Então, eu sempre quis saber mais sobre isso.

E em tempos que se discute tanto o papel do varejo físico graças aos avanços dos grandes marketplaces, fico ainda mais curioso.

Para nos falar sobre o tema convidei a Caroline Kechichian, arquiteta especialista no Varejo de Luxo, atualmente na The Estée Lauder Companies.

Caroline Kechichian (foto: acervo pessoal)

Caroline é graduada em Arquitetura e Urbanismo pela Universidade Presbiteriana Mackenzie, em São Paulo e pós-graduada pela Universitat Politècnica de Catalunya, em Barcelona, Espanha. Profissional com 20 anos de experiência em arquitetura e design e há 12 anos em projetos de lojas e visual merchandising no varejo de luxo do Brasil e outros países da América Latina.

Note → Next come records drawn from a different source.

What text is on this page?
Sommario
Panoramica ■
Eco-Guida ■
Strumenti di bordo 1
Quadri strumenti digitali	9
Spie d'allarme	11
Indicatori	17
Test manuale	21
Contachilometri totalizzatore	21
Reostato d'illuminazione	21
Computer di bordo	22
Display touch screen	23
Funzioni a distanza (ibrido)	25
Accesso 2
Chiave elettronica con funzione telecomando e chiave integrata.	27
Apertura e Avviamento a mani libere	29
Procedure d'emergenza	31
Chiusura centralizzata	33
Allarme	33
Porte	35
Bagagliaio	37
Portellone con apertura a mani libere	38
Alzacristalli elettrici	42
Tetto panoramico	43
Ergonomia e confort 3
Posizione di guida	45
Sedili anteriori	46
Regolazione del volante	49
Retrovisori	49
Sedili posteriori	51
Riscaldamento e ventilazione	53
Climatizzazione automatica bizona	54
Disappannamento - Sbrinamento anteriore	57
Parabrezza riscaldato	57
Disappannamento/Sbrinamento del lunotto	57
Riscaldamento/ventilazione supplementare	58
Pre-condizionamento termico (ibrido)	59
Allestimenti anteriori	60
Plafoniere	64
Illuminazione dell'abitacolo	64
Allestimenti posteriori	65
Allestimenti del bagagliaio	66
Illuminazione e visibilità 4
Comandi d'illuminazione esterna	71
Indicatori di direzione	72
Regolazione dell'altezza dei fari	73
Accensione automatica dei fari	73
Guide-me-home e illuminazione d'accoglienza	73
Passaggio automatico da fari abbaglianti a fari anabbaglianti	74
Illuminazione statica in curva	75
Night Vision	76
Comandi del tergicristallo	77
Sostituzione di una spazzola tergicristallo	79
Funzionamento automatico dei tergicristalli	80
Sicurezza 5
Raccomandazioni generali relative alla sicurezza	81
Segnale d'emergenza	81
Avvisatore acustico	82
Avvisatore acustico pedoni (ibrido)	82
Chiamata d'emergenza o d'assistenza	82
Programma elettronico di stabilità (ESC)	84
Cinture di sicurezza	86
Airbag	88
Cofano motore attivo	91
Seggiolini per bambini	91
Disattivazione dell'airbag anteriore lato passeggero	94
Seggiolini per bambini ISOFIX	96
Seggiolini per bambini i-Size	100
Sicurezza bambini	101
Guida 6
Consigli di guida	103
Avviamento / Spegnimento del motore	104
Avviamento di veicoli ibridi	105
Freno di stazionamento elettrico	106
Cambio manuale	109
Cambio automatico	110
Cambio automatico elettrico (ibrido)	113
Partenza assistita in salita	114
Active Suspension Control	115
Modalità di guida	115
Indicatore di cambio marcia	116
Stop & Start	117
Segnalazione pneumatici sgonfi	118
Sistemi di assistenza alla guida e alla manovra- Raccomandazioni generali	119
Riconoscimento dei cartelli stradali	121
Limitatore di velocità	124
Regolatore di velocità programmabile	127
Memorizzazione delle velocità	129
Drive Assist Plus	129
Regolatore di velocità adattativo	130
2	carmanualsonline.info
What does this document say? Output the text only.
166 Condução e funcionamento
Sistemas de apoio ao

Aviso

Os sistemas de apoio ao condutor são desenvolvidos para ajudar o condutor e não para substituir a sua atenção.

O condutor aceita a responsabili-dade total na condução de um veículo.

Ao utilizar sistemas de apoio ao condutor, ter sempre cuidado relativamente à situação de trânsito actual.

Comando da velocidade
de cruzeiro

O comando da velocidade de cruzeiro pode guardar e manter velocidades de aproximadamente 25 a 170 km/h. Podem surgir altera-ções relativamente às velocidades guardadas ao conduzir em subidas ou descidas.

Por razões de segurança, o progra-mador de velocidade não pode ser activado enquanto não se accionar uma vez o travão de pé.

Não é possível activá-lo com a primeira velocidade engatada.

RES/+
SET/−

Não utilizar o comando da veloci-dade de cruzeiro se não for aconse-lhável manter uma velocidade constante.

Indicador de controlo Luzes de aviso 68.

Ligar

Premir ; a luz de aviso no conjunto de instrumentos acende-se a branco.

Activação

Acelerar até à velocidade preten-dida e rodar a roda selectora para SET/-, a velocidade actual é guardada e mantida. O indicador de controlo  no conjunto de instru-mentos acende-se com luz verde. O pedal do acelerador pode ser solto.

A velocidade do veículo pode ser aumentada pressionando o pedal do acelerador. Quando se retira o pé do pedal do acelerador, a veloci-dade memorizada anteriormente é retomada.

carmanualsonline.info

Diego Godoy: Caroline, muito obrigado por topar falar para os nossos mais de 46 mil assinantes!

As marcas de luxo são conhecidas por criarem experiências únicas em cada loja ao redor do mundo. Como é o processo de trazer o “DNA” das marcas para o Brasil e, ao mesmo tempo, adaptar o design ao contexto cultural local?

Caroline Kechichian: Eu que agradeço! Trazer o “DNA” da marca para o Brasil envolve um processo de imersão no universo da marca, onde a pesquisa e a troca de informações com o time global são fundamentais. Idealmente, podemos visitar lojas em outros mercados, como Europa ou EUA, para entender como a marca se apresenta de forma global. Quando isso não é possível, trabalhamos com fotos, vídeos e amostras de materiais, além de acompanhar de perto o desenvolvimento do layout, que passa por diversas aprovações internas e de parceiros locais.

É essencial que haja um diálogo constante entre os times global e local, abrangendo áreas como comercial, marketing, vendas, operações, TI etcetera. O time global muitas vezes não conhece as nuances do mercado brasileiro, e é aí que entra a importância de compartilhar o conhecimento local.

Por exemplo, em um projeto anterior, sugerimos substituir um balcão de atendimento por uma mesa com cadeiras, alinhando-se à cultura brasileira de criar um ambiente mais acolhedor e confortável. O cliente brasileiro tem o hábito de se sentar, tomar um café ou espumante e conversar antes de realizar compras, especialmente em um investimento de alto valor.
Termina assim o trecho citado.